Callysta wrote:
Sometimes relationships just stop working.
My GF, who studying to be a Marital and Family Therapist (don't start, Aestu, I know where you stand on it... ;p) would disagree with this.
A relationship wouldn't just magically stop working. The problems and relational cycles between two people all have a basis in something. It often occurs that perhaps there was a problem that existed but was never discussed or approached in an effective way before....then it "blows up"
It may seem like it just "stopped working" but really...it wasn't working properly in the first place.
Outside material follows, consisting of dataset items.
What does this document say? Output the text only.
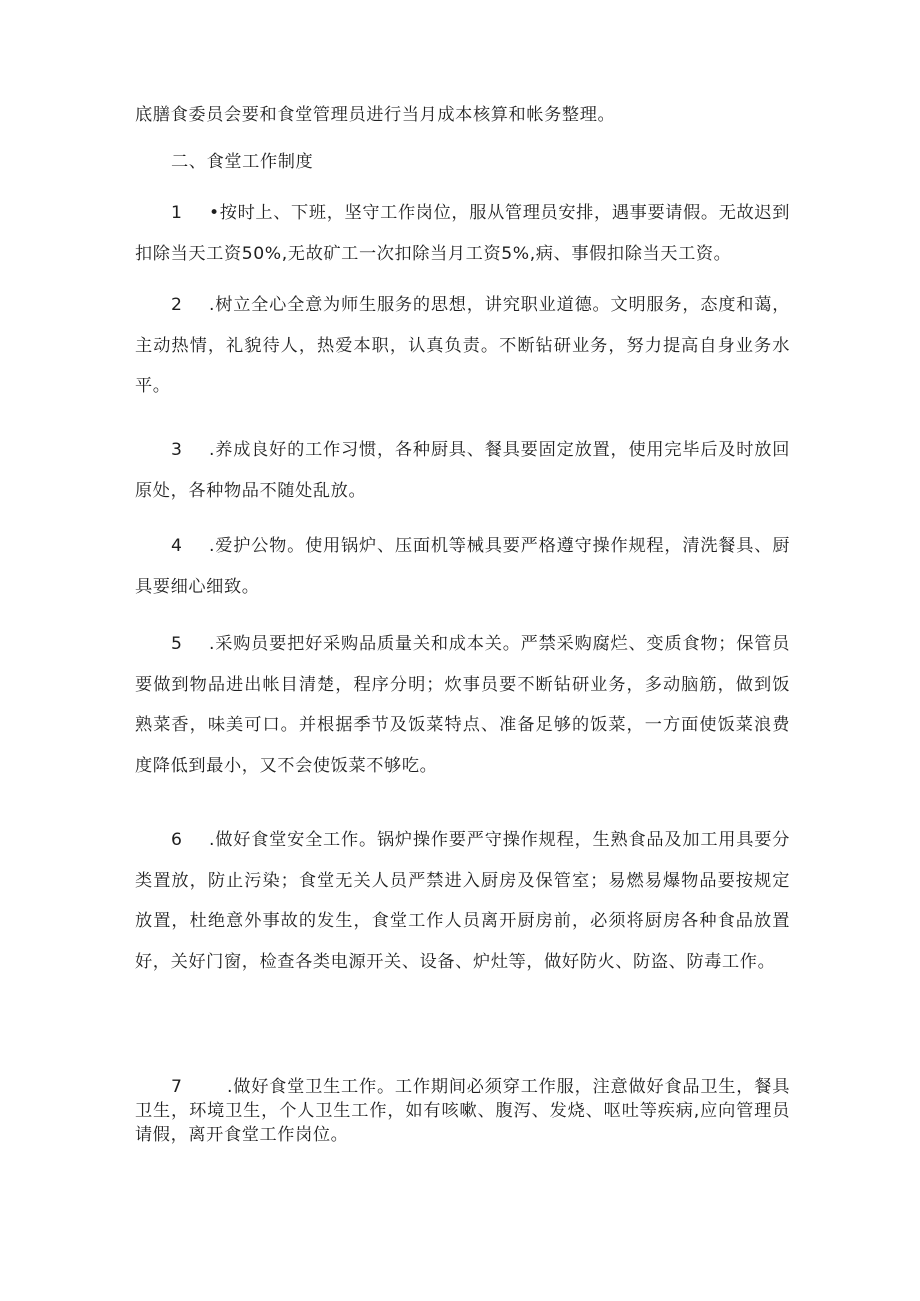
底膳食委员会要和食堂管理员进行当月成本核算和帐务整理。

二、食堂工作制度

1 •按时上、下班，坚守工作岗位，服从管理员安排，遇事要请假。无故迟到扣除当天工资50%,无故矿工一次扣除当月工资5%,病、事假扣除当天工资。

2 .树立全心全意为师生服务的思想，讲究职业道德。文明服务，态度和蔼，主动热情，礼貌待人，热爱本职，认真负责。不断钻研业务，努力提高自身业务水平。

3 .养成良好的工作习惯，各种厨具、餐具要固定放置，使用完毕后及时放回原处，各种物品不随处乱放。

4 .爱护公物。使用锅炉、压面机等械具要严格遵守操作规程，清洗餐具、厨具要细心细致。

5 .采购员要把好采购品质量关和成本关。严禁采购腐烂、变质食物；保管员要做到物品进出帐目清楚，程序分明；炊事员要不断钻研业务，多动脑筋，做到饭熟菜香，味美可口。并根据季节及饭菜特点、准备足够的饭菜，一方面使饭菜浪费度降低到最小，又不会使饭菜不够吃。

6 .做好食堂安全工作。锅炉操作要严守操作规程，生熟食品及加工用具要分类置放，防止污染；食堂无关人员严禁进入厨房及保管室；易燃易爆物品要按规定放置，杜绝意外事故的发生，食堂工作人员离开厨房前，必须将厨房各种食品放置好，关好门窗，检查各类电源开关、设备、炉灶等，做好防火、防盗、防毒工作。

7	.做好食堂卫生工作。工作期间必须穿工作服，注意做好食品卫生，餐具卫生，环境卫生，个人卫生工作，如有咳嗽、腹泻、发烧、呕吐等疾病,应向管理员请假，离开食堂工作岗位。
Relationships do take work to maintain...new problems come up, new compromises need to be made...new shit needs to get sorted through. That's where the commitment aspect is crucial. If either party decides it's not worth the effort to fix it...then it's done.
Alopex wrote:
Azelma wrote:
Think of children
That's a different issue -- I don't think anyone goes shopping around for a gf/bf primarily concerned with the outcome of their future children (or even subconsciously). And what provides for a good outcome these days (education, innovation, wealth) involves very different qualities than what our ancestors would have been selecting.
As far as monogamy and bonding are concerned, it's true that there are some biological impulses that lead people to stay together, but obviously they aren't very strong. Most organisms do not practice monogamy, and in those that do, cheating is rampant. Just looking at the end result of relationships, it's easier to say that the drive to spread one's genes is stronger than the drive to bond (at least, I can say this with confidence for most guys).
It's also important to note that Darwin wasn't looking at humans. His idea of successful children involved having the most number of viable offspring, without regard to human ideas of crime or finances or anything else. In that sense, he would probably suggest that large families (even those in poverty) are doing well. From his perspective, or the biological perspective, you're better off being
Ramesses II.
But all of those things are just to explain biological impulses that drive behavior, and why traditional families are unlikely to be a harmonious end result of human interactions.
Well...whether you want to admit it or not...the very person you are attracted to is because of your genes trying to find a compatible mate for producing a child. It's why you'll pick someone with complimentary facial structures...strong immune systems...strengths to balance out your genes weaknesses and so on. Even men on the hunt for one night stands follow these subconscious drives.
What do men find attractive in women? It's all about waste/hip ratios much of the time. Why? For birthing. A woman with absurdly narrow hips and a stick body wouldn't be as good for child rearing.
Some men really like nice big boobs. What is that? Fertility. Nourishment...ESTROGEN...all evidence of the tools that woman could have to successfully carry and care for your child.
Alopex wrote:
As far as monogamy and bonding are concerned, it's true that there are some biological impulses that lead people to stay together, but obviously they aren't very strong. Most organisms do not practice monogamy, and in those that do, cheating is rampant. Just looking at the end result of relationships, it's easier to say that the drive to spread one's genes is stronger than the drive to bond (at least, I can say this with confidence for most guys).
You're speaking in vast generalities. If you were correct, there would be no marriages, no grandparents still together, no parents still together, no long term relationship partners, no cohabitation.
I think the impulses are stronger than you'd like to believe...what has happened is society has gotten in its own way.
Lastly, I submit the anecdote of aging and companionship. When my grandfather died from lung cancer, my grandmother, who was perfectly healthy before...suddenly deteriorated rapidly. I watched as her mind rapidly deteriorated, she stopped being happy...drank more...and less than a year later, she died as well. Her last words, I'm told, were "I can't wait to see Lloyd"
I should note, they had a very combative marriage. Fights, disagreements, etc.
But when the love of her life left this world, her body started to shut down almost instantly.
They've done brain scans of people in long term relationships/marriages...they start to resemble one another. Even facial features start to mimic each other, it's true! People who are "happily married" live longer and happier than those who are not time and time again (though you're right, people in unhappy relationships tend to be just as miserable as lonely singles).
So let's just put a stop to this "oh humans were meant to be loners having sex with any random thing" it's just not true. Perhaps you'll realize that when you're old and alone. Having someone else with you who knows you better than anyone and loves you so, so deeply...that's something that I think is very powerful.
Romantic? Sure. Difficult if not impossible for some to reach? Yep. But it's real.